Arnez ingat kunjungan kita ke Panti Asuhan, di sana Arnez bertemu dengan Lila,
anak seusia Arnez yang sejak bayi tinggal di Panti Asuhan karena dibuang oleh
orang tuanya. Arnez harus belajar lebih sabar lagi ya.” Ibu menasihati.

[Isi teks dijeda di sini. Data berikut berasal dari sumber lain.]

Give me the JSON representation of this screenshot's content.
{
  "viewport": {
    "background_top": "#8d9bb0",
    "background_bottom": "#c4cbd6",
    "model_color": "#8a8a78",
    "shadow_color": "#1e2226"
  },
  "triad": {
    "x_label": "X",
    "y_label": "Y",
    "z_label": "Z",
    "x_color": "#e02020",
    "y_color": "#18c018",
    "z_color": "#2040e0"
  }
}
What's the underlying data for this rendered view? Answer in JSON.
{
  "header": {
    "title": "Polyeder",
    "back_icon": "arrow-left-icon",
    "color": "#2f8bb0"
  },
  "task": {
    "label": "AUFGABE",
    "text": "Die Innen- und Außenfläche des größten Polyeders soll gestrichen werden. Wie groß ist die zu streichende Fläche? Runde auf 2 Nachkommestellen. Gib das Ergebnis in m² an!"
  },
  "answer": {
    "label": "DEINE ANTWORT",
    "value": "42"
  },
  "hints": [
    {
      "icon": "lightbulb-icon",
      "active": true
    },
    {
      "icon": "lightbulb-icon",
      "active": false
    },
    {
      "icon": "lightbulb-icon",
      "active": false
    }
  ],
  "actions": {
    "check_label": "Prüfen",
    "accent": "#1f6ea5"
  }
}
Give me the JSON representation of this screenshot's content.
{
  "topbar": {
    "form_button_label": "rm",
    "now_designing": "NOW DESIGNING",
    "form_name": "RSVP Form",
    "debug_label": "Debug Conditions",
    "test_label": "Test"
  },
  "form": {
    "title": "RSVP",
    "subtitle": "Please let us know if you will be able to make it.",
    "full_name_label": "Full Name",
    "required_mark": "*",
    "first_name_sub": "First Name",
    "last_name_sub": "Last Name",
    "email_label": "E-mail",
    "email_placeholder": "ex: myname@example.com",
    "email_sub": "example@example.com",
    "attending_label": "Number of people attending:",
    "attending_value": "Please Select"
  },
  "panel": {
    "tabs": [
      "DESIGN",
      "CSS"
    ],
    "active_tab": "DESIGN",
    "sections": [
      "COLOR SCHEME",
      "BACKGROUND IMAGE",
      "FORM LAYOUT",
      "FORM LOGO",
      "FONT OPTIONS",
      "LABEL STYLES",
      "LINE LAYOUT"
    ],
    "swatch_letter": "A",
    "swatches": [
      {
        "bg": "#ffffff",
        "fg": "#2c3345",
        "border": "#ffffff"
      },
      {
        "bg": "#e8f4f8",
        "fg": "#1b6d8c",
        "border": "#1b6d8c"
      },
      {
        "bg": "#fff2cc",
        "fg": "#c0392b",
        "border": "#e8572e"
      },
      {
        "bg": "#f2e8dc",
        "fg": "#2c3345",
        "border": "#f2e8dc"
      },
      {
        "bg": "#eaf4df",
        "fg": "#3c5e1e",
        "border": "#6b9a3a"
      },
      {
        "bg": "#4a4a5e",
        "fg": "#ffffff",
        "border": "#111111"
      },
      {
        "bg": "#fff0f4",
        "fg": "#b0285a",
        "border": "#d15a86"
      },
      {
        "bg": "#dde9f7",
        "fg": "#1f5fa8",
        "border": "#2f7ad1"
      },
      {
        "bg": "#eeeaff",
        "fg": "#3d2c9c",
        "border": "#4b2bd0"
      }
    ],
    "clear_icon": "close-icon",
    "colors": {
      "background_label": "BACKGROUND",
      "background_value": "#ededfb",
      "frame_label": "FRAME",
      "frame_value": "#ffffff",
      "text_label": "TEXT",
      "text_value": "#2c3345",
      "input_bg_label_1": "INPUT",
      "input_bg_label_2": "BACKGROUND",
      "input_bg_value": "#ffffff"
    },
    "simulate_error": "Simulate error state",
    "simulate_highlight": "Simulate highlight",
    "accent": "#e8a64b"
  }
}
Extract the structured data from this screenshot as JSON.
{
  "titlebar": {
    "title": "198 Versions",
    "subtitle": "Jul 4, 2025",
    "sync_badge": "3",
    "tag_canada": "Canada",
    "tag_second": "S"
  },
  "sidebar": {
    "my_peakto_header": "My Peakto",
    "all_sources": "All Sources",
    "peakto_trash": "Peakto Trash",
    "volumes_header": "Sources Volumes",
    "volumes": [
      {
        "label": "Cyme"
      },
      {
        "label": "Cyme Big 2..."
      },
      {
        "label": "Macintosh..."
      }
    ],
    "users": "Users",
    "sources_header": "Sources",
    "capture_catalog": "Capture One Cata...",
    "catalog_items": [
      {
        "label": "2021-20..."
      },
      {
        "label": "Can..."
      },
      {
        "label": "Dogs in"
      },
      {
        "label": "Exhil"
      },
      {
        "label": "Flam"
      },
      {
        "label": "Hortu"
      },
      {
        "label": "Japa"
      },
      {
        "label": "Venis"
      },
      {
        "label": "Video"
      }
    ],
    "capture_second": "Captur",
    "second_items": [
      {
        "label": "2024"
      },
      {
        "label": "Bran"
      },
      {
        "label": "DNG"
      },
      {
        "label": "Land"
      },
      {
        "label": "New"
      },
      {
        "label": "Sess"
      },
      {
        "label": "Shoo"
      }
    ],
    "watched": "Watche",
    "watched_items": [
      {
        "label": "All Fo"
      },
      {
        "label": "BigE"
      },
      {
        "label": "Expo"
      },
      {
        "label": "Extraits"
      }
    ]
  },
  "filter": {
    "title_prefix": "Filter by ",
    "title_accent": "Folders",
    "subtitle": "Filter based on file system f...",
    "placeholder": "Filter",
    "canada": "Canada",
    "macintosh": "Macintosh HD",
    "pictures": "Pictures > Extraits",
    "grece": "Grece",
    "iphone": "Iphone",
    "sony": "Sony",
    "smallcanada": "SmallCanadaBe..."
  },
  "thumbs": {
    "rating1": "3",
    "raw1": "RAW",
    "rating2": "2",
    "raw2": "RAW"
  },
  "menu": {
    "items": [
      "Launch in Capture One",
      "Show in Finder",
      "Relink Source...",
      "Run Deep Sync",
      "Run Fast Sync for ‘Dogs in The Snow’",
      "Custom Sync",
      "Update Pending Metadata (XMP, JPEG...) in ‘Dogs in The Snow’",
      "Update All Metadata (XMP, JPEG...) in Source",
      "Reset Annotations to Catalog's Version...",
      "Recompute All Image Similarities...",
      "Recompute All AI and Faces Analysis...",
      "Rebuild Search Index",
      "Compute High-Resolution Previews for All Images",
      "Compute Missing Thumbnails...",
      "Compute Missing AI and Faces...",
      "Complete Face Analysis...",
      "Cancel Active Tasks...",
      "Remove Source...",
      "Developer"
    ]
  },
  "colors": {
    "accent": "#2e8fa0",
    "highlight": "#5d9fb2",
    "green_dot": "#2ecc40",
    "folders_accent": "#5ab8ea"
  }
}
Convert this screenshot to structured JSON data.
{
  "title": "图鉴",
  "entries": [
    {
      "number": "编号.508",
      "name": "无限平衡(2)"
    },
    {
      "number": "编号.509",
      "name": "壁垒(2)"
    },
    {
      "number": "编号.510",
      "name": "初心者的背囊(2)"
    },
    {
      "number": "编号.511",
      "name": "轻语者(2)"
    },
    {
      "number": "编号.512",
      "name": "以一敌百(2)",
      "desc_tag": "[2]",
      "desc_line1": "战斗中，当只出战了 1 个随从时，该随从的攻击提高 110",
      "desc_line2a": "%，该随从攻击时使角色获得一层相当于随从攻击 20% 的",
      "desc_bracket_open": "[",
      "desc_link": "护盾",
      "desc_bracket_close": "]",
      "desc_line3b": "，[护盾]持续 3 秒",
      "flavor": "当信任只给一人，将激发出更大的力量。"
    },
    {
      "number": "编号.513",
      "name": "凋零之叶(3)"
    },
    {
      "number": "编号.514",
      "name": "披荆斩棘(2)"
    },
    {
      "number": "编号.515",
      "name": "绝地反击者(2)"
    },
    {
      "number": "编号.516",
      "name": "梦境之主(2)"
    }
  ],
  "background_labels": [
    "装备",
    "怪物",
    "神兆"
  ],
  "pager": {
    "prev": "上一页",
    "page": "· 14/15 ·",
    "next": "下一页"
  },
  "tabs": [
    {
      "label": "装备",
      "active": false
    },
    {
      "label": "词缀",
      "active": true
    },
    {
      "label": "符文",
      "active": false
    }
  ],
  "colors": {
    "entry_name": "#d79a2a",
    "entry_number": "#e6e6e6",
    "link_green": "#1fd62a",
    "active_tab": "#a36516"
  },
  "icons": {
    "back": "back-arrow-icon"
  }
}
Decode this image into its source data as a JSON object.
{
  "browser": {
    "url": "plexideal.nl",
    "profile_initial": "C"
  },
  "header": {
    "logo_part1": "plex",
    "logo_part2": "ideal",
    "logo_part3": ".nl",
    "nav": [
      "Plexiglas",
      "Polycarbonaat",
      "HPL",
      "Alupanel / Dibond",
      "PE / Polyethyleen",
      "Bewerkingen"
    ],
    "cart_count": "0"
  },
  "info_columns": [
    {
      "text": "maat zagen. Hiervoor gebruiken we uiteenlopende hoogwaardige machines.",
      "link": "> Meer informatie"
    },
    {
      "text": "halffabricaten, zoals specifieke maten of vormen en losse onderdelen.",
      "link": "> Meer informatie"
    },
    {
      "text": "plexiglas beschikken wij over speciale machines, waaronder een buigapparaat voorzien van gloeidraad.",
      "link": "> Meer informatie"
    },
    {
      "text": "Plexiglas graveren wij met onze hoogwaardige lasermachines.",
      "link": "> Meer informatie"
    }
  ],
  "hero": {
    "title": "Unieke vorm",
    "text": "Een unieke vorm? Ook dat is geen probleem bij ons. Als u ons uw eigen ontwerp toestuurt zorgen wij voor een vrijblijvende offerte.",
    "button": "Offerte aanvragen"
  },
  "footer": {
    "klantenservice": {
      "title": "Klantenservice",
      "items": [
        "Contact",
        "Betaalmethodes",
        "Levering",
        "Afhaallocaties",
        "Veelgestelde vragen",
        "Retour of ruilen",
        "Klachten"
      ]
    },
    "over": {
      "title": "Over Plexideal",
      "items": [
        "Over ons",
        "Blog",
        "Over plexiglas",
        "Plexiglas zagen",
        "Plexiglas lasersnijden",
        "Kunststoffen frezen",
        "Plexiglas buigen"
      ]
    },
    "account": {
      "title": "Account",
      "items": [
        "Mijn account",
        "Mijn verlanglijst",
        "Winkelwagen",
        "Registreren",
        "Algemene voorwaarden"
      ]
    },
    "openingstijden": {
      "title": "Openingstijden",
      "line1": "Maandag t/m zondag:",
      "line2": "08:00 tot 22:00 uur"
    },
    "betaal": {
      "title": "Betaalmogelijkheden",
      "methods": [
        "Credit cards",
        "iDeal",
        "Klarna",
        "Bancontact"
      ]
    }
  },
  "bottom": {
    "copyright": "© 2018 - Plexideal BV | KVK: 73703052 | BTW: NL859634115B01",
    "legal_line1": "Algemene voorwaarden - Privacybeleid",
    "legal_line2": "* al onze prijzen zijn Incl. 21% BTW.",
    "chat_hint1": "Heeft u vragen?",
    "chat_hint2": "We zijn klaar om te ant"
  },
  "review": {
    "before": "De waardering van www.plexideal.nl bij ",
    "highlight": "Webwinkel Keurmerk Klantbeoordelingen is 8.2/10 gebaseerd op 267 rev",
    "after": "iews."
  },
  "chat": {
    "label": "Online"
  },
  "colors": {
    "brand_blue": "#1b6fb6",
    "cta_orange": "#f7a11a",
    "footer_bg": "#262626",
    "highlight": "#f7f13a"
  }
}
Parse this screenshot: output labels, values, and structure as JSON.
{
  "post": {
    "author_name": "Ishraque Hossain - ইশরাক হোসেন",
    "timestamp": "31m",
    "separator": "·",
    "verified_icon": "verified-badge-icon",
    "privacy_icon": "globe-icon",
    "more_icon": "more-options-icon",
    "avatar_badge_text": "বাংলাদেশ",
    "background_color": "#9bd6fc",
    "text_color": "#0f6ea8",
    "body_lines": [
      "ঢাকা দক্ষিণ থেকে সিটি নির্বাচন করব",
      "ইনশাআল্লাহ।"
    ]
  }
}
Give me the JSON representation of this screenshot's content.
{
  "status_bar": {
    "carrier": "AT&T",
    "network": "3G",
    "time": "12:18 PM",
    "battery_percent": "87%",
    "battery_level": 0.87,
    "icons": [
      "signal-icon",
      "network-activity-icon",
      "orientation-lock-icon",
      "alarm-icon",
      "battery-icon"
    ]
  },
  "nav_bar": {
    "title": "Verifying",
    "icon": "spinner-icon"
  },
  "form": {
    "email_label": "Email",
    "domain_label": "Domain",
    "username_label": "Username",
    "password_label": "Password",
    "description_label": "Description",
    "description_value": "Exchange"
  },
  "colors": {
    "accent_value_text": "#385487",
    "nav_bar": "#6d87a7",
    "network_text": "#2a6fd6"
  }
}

Arnez tertegun mendengar perkataan Ibu. Ia menyesal
telah bersikap kurang baik.
“Maafkan Arnez, Bu. Arnez janji tidak akan cemberut
lagi atau iri melihat teman-teman bersama Ayah. Arnez juga akan mendoakan ayah
dan ibu.” ucap Arnez seraya memeluk ibu. Air matanya menetes. Ia seharusnya
lebih sabar lagi.
“Iya ... sayang. Sekarang kita salat dhuhur, lalu
makan siang. Oh iya ... Tadi Ayah telepon, katanya nanti malam sudah sampai di
rumah. Terus besok pagi mau ajak Arnez, Ibu ke Kebun Raya. Besok kan tanggal
merah, ayah libur jadi disempatkan pulang. Ayah juga berpesan supaya Arnez
tidur lebih awal agar bisa berangkat pagi-pagi” kata Ibu.
“Beneran Bu? Yeah ... Asyiiikkk! liburan bersama
ayah dan ibu. Terima kasih ya Allah.” Arnez girang.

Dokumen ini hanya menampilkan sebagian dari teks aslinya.